Auf das Angebot, den Rathausschlüssel anzunehmen und in den nächsten Tagen einen Haushalt aufzustellen, verzichtete die Tollität dankend.
ProklamationPrinz Ralf I. will nicht ins Wesselinger Rathaus

Den Rathausschlüssel lehnte Prinz Ralf I., den nimmt er lieber später.
Copyright: Margret Klose
Im Sturm eroberte Prinz Ralf I. (Pütz) kaum im Amt am Samstagabend (3. Januar) die Herzen all der vielen Jecken in der restlos ausverkauften Kronenbuschhalle. Diese hatten die „Heinzelmännchen“ der Großen-Wesselinger-Karnevalsgesellschaft (Gro-We-Ka) quasi über Nacht in ein Märchenschloss verwandelt. Gefeiert wurde im Märchenland mit vielen Königinnen und Königen.

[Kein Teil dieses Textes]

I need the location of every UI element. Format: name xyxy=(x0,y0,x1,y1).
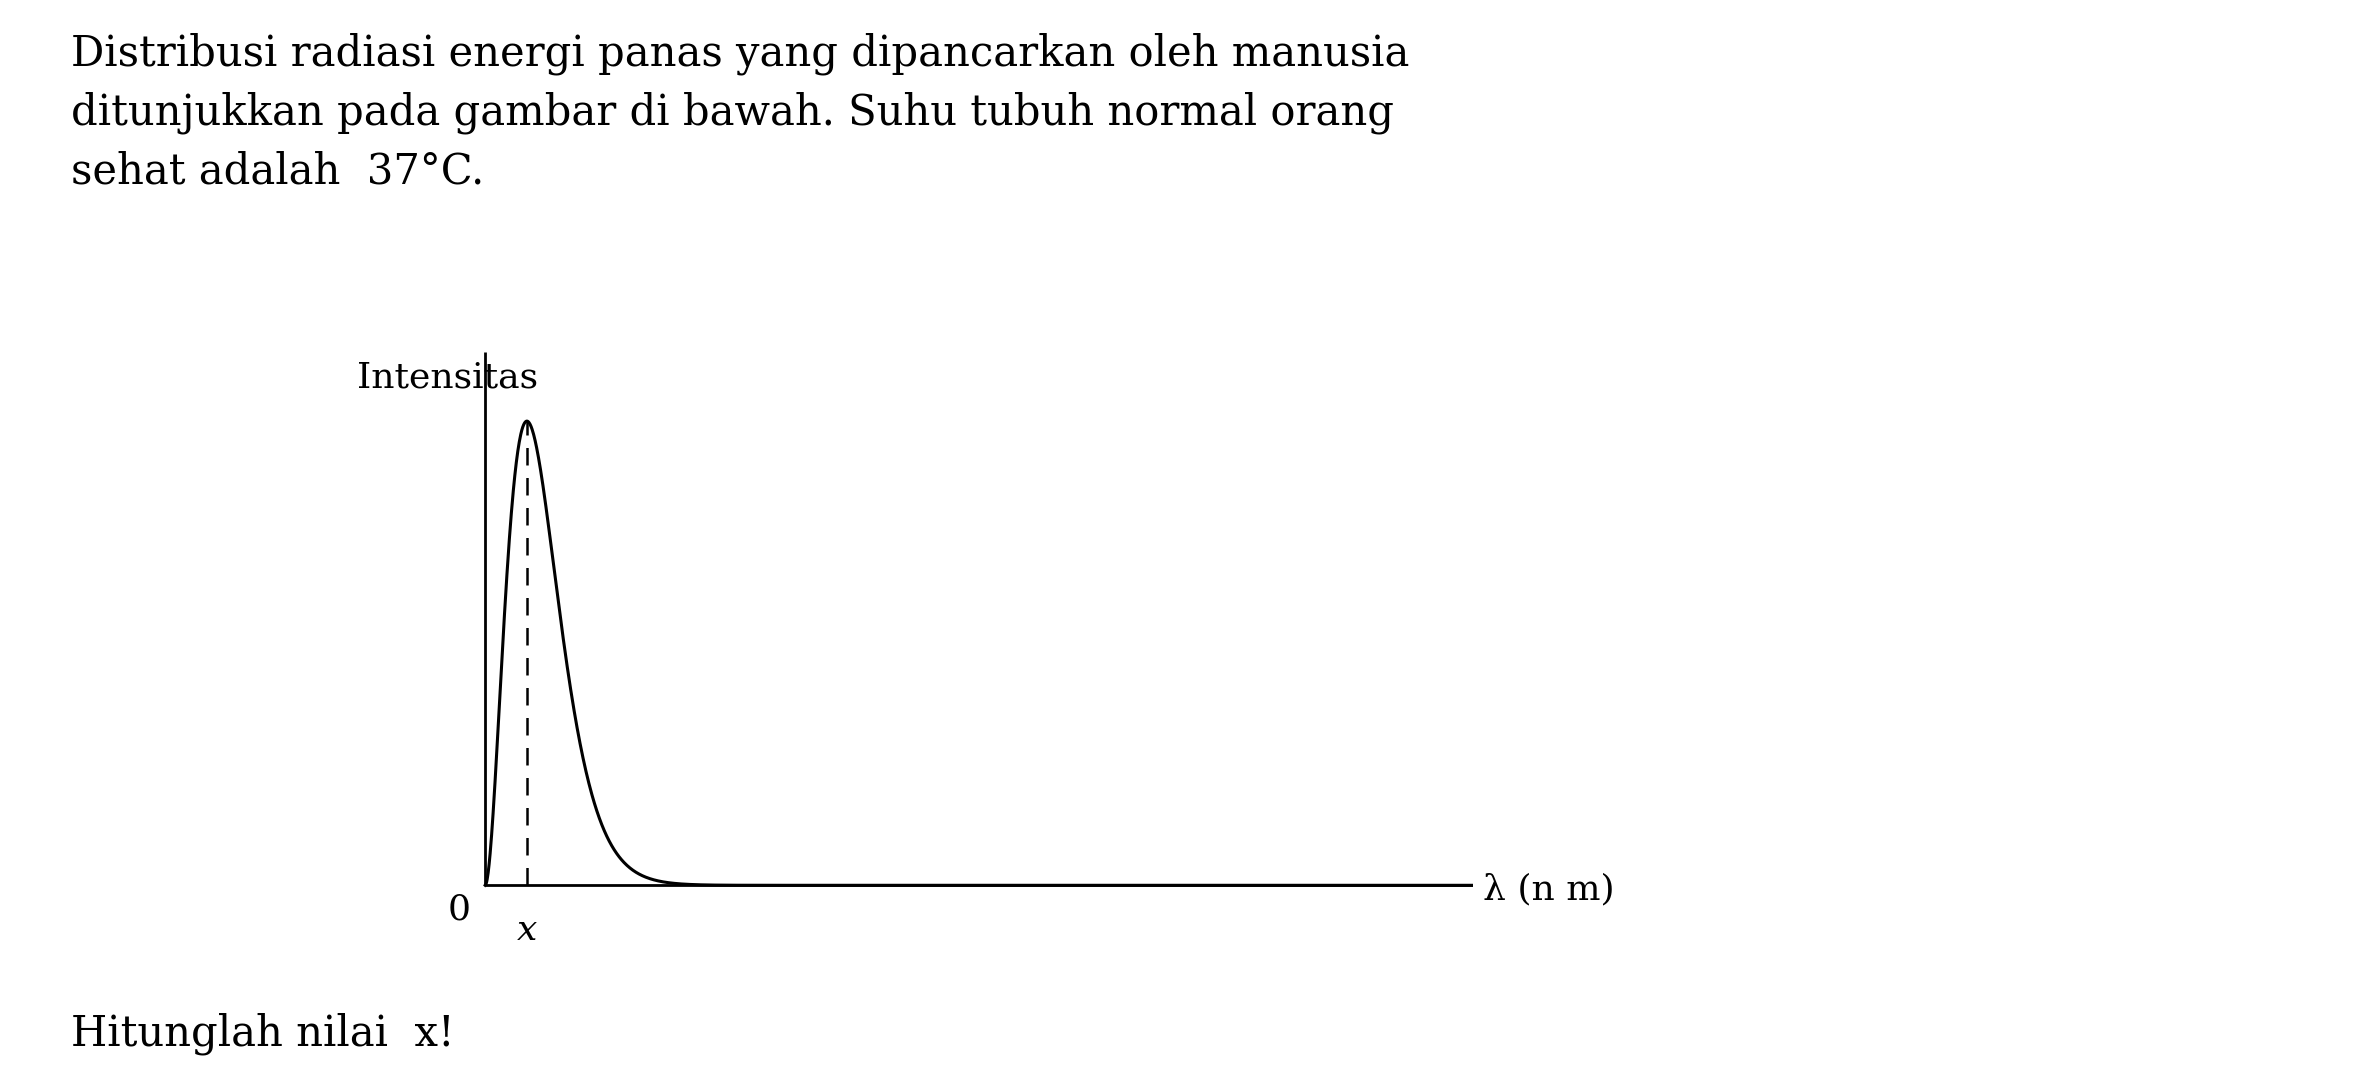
Text: x: x xyxy=(516,914,537,947)
Text: λ (n m): λ (n m) xyxy=(1483,873,1616,907)
Text: Intensitas: Intensitas xyxy=(356,360,537,395)
Text: Distribusi radiasi energi panas yang dipancarkan oleh manusia
ditunjukkan pada g: Distribusi radiasi energi panas yang dip… xyxy=(71,33,1409,193)
Text: Hitunglah nilai  x!: Hitunglah nilai x! xyxy=(71,1013,454,1055)
Text: 0: 0 xyxy=(447,892,470,927)
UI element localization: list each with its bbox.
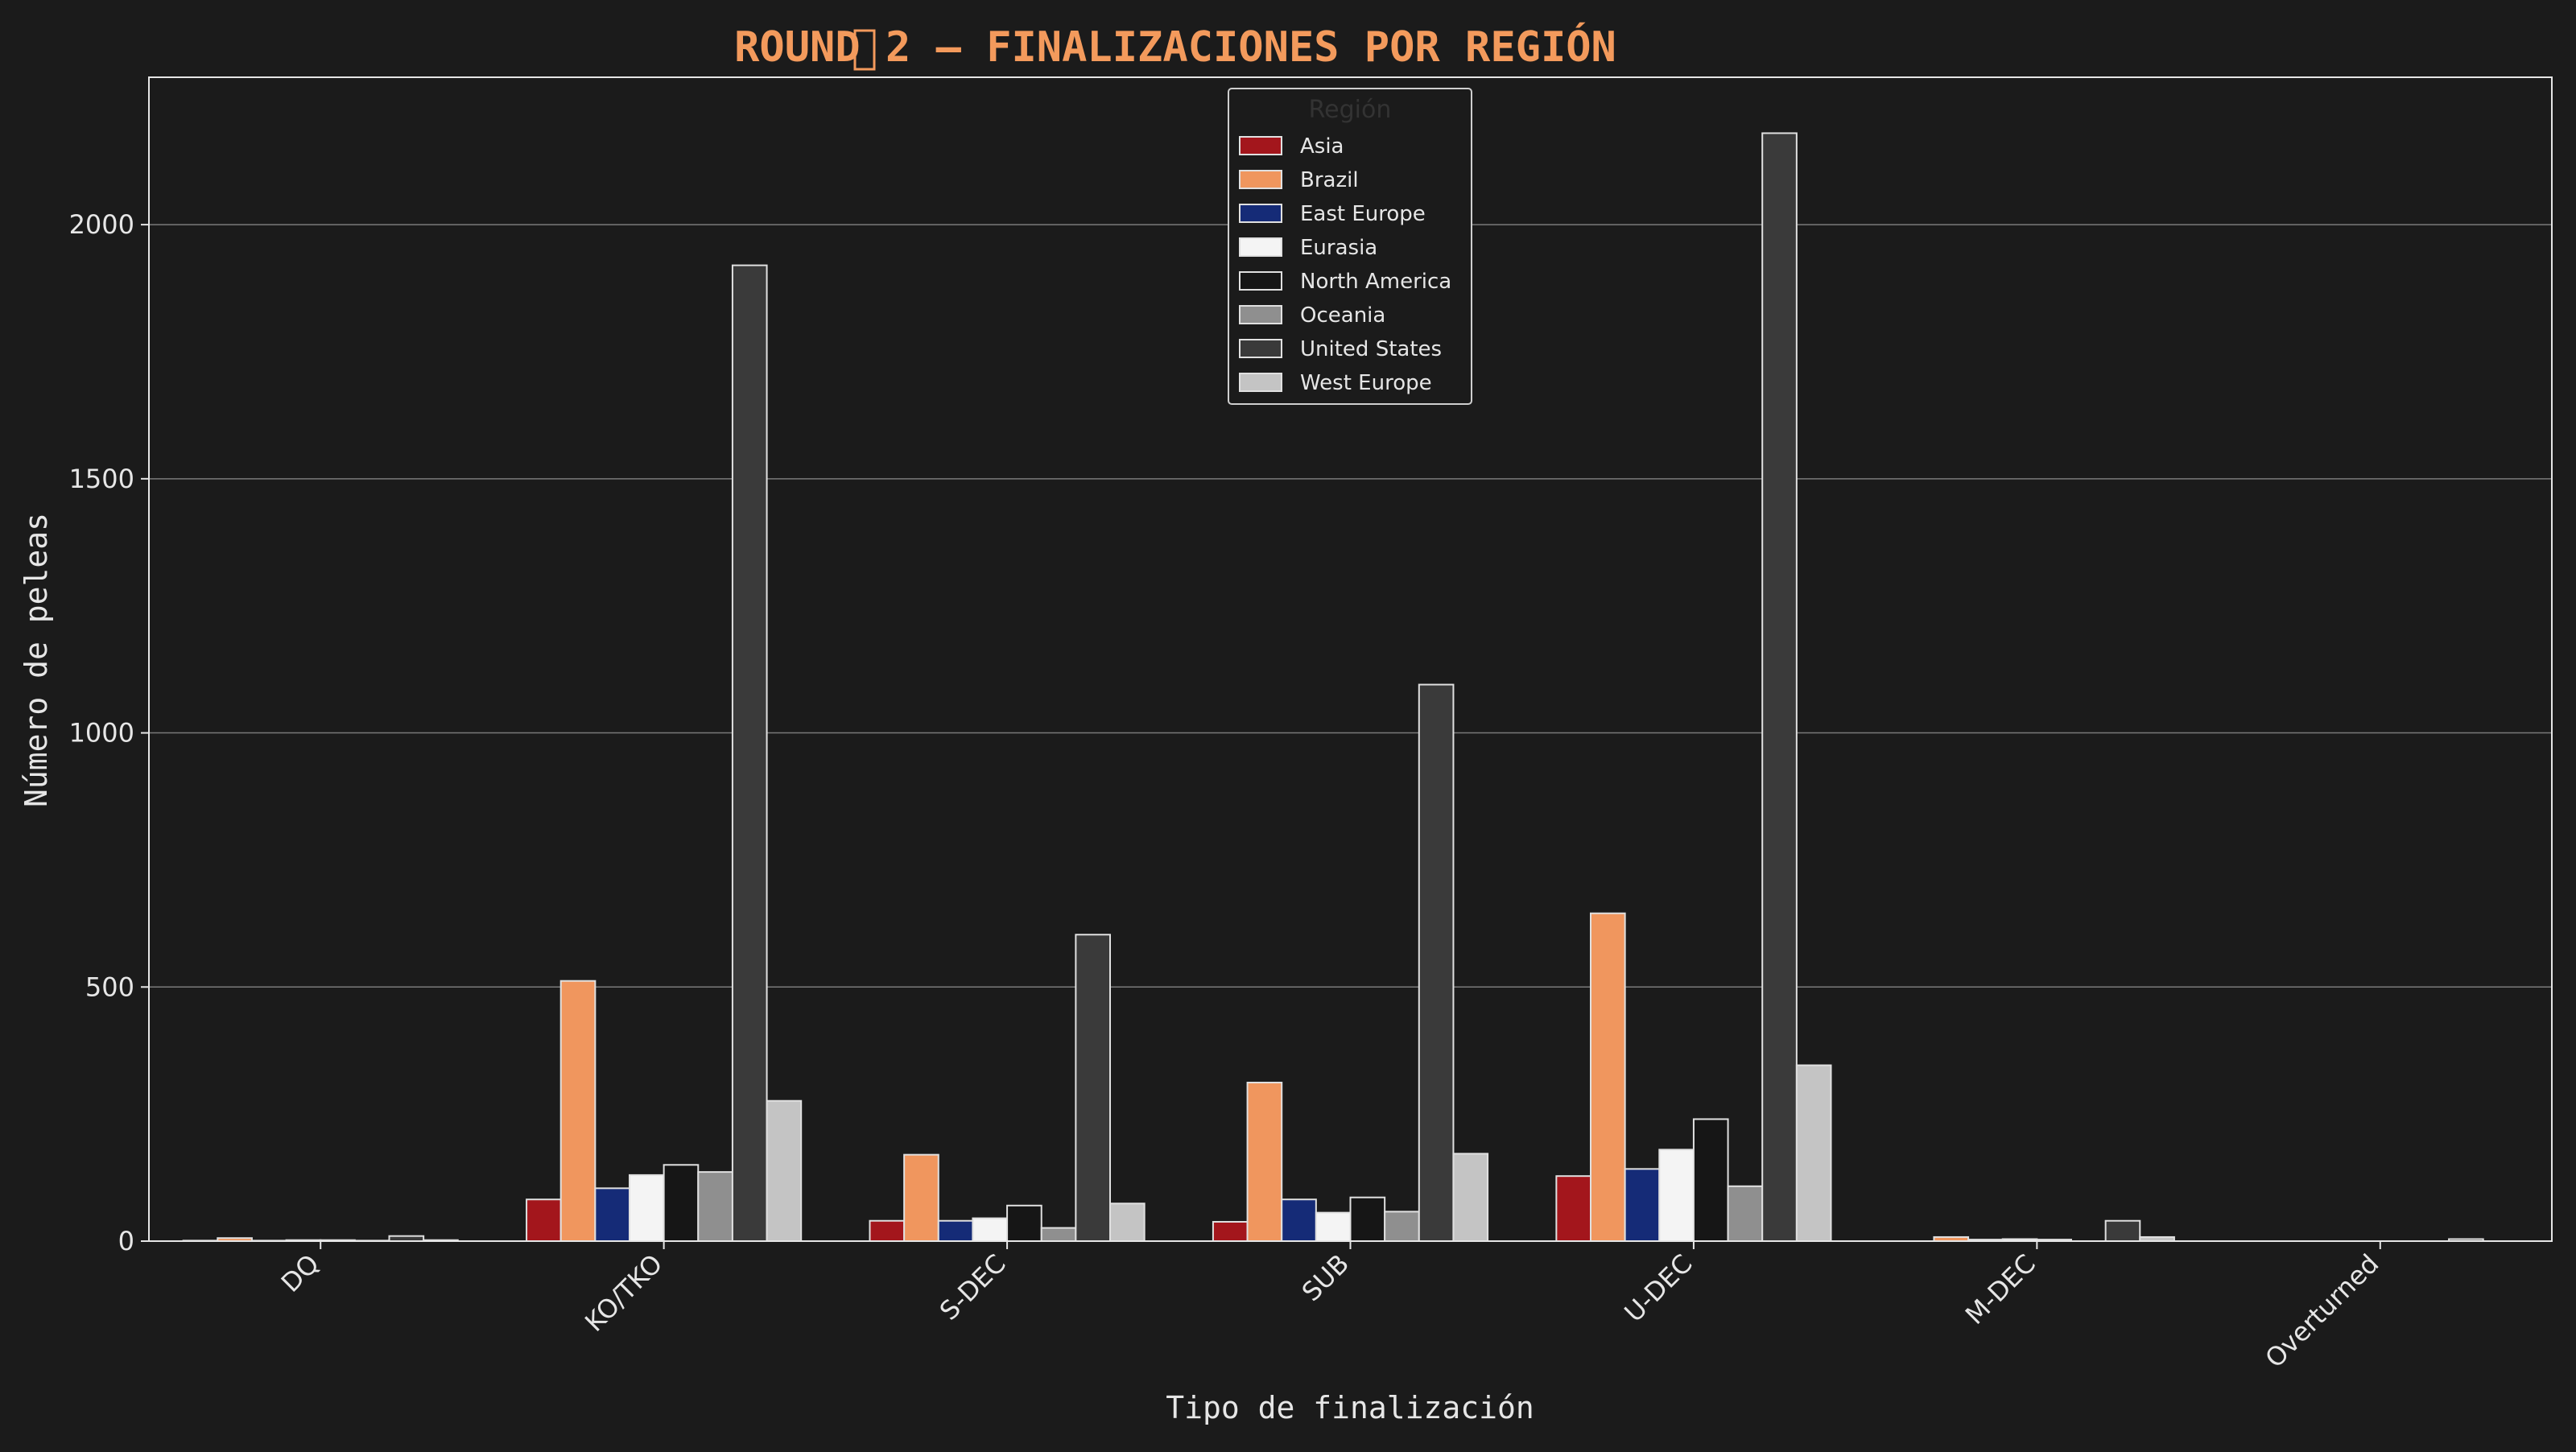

Mit seiner Rede zog der Prinz sie alle in seinen Bann. Auf Platt sprach er sein Volk an und lobte das Wesselinger Brauchtum. Es sei eine Session der Jubiläen. Die Gro-We-Ka werde 130 Jahre alt, ihre Fändelschwenker 77 und zum 75. Mal in Folge habe die Gro-We-Ka einen Kinderprinz proklamieren können.
Wesseling: Jede Menge Lebenserfahrung
Außerdem feiere die Damen-Karnevalsgesellschaft Löstige Knolleplänzche ihr 88-jähriges Bestehen, die KG Kornblumenblau ihr 66-jähriges und die Südstädter würden bereits 44 Jahre alt. „Unsere Tradition hier in Wesseling lebt und darauf können wir stolz sein“, so Prinz Ralf. Fastelovend sei nicht nur Brauchtum, das sei auch Herz, Gemeinschaft und richtig viel Spaß, Freunde und Leidenschaft.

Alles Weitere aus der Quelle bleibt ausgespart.